В тезисе о церкви как жизненном контексте веры в Иисуса Христа затронут в высшей степени эмоционально заряженный комплекс проблем. Многим представляются — как они думают — институционально застывшие церкви как не имеющие более ничего общего с Иисусом Христом и с тем, чего он хотел. Они говорят: «Иисус — да, церковь — нет!» Их не интересует Христос, которого проповедуют церкви. То, во что они вслушиваются — это сам Иисус и его «дело». То, что их привлекает — это не церковная вера во Христа, Сына Божьего, а вера самого Иисуса и его непосредственное участие в жизни людей. Вообще, такое недоверие к церквам и к церковным институтам имеет свое основание. Церкви также подвержены угрожающим всем институтам опасностям институционального застывания, институционального самодовольства и власти, манипуляций и обусловленных перевесом институциональных интересов злоупотреблений. Этим опасностям церкви подвергались в своей истории довольно часто. Поэтому многие считают более невозможным найти в церквах хоть что–нибудь от первоначального духа Иисуса.

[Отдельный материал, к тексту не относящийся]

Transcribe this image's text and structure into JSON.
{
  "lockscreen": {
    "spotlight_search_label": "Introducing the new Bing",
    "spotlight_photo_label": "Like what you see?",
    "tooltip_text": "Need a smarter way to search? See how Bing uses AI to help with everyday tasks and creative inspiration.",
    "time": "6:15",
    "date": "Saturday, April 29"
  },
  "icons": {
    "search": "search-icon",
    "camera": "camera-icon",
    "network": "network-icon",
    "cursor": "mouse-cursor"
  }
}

Для того чтобы ответить на это возражение, должны быть выявлены как основание, так и границы исходного пункта веры церкви. Обосновать правомочность этого исходного пункта помогает современная теория институциализации[94]. Она обращает внимание на то, что субъективность отдельной личности всегда ограничена, так как она не может овладеть многообразием явлений и точек зрения. В этом — когнитивные преимущества «системы», в которой «накапливается» опыт других, предыдущих поколений, объективируемый в нравах, обычаях, традициях и т. д. Относительная стабильность, свойственная подобным институциональным величинам, имеет то преимущество, что она лишает возможности субъективного произвола, в том числе произвола «властвующих», не позволяет узурпировать основные ценности общества. В этом смысле можно вместе с И.А. Мёлером и всей католической Тюбингенской школой характеризовать церковь как объективно состоявшееся христианство. В ней христианская вера словно обрела плоть и кровь. Это воплощение в некую общественную структуру, в ее традиции и институты служит, с чисто человеческой точки зрения, сильнейшей защитой и гарантом преемственности. Как видно из истории, благодаря такому наследию христианская вера имеет возможность снова и снова обновляться.

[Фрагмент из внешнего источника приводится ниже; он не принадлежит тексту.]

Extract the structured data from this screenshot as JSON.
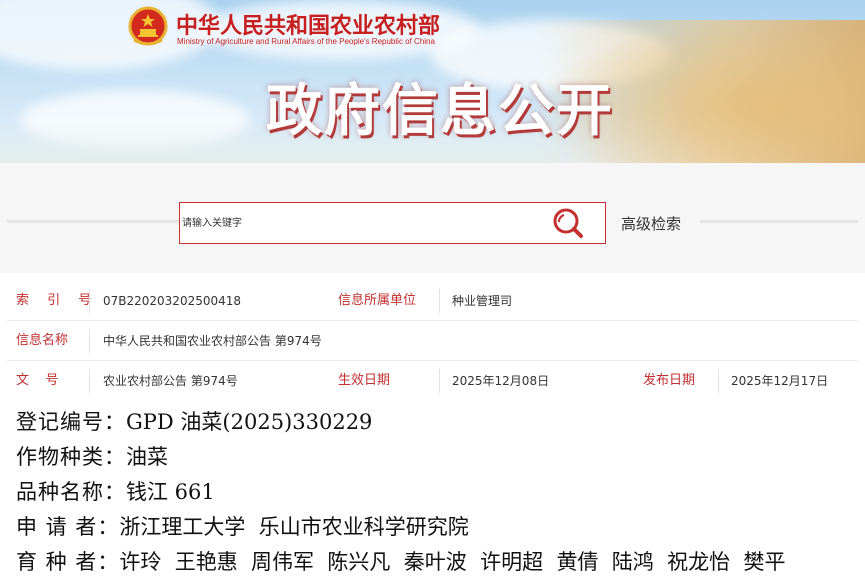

Правда, если этот институциональный аспект выделяется односторонне, возникает опасность, что истина функционализируется и ограничивается в интересах выживания как отдельного субъекта, так и общественной «системы». Говоря определенно, в таком случае возникает опасность церковной узурпации Иисуса Христа, когда церковь занимает место Иисуса. Тогда церковь не проповедует и не свидетельствует больше об Иисусе Христе, она выступает скорее адвокатом и свидетельницей самой себя. Тогда христология становится идеологической защитой экклезиологии. Но тем самым как христология, так и экклезиология утрачивают свой внутренний смысл и свое значение. Церковь как сообщество верующих ни в коем случае не должна понимать себя как неизменная величина. Церковь должна постоянно превосходить себя, взирая на Иисуса Христа. Поэтому она должна снова и снова вспоминать о своем начале, об Иисусе Христе, его слове и его деле, его жизни и его судьбе. В подобном воспоминании берут свое начало большинство внутрицерковных движений обновления. Достаточно только вспомнить о значении образа земного Иисуса для Франциска Ассизского и о месте размышлений о земной жизни Иисуса в книжечке духовных наставлений Игнатия Лойолы. Только путем подобного воспоминания, и никак иначе, может удаться и современное церковное обновление.
|
|
Мы можем резюмировать результат этих размышлений в двояком тезисе:
Исходный пункт христологии — феноменология веры во Христа, как она осуществляется, переживается, проповедуется и практикуется в христиапских церквах [95]. Только через встречу с верующими христианами можно прийти к вере в Иисуса Христа. Однако подлинным содержанием и последним критерием христологии является сам Иисус Христос, его жизнь, его судьба, его слово и дело. В этом смысле можно также сказать: Иисус Христос является первичным, вера во Христа — вторичным критерием христологии. Оба критерия не могут противопоставляться друг другу. Правда, возникает вопрос, как оба критерия должны быть связаны друг с другом. Это один из основных вопросов современного богословия. Особенно остро он ставится перед нами в современных исследованиях жизни Иисуса.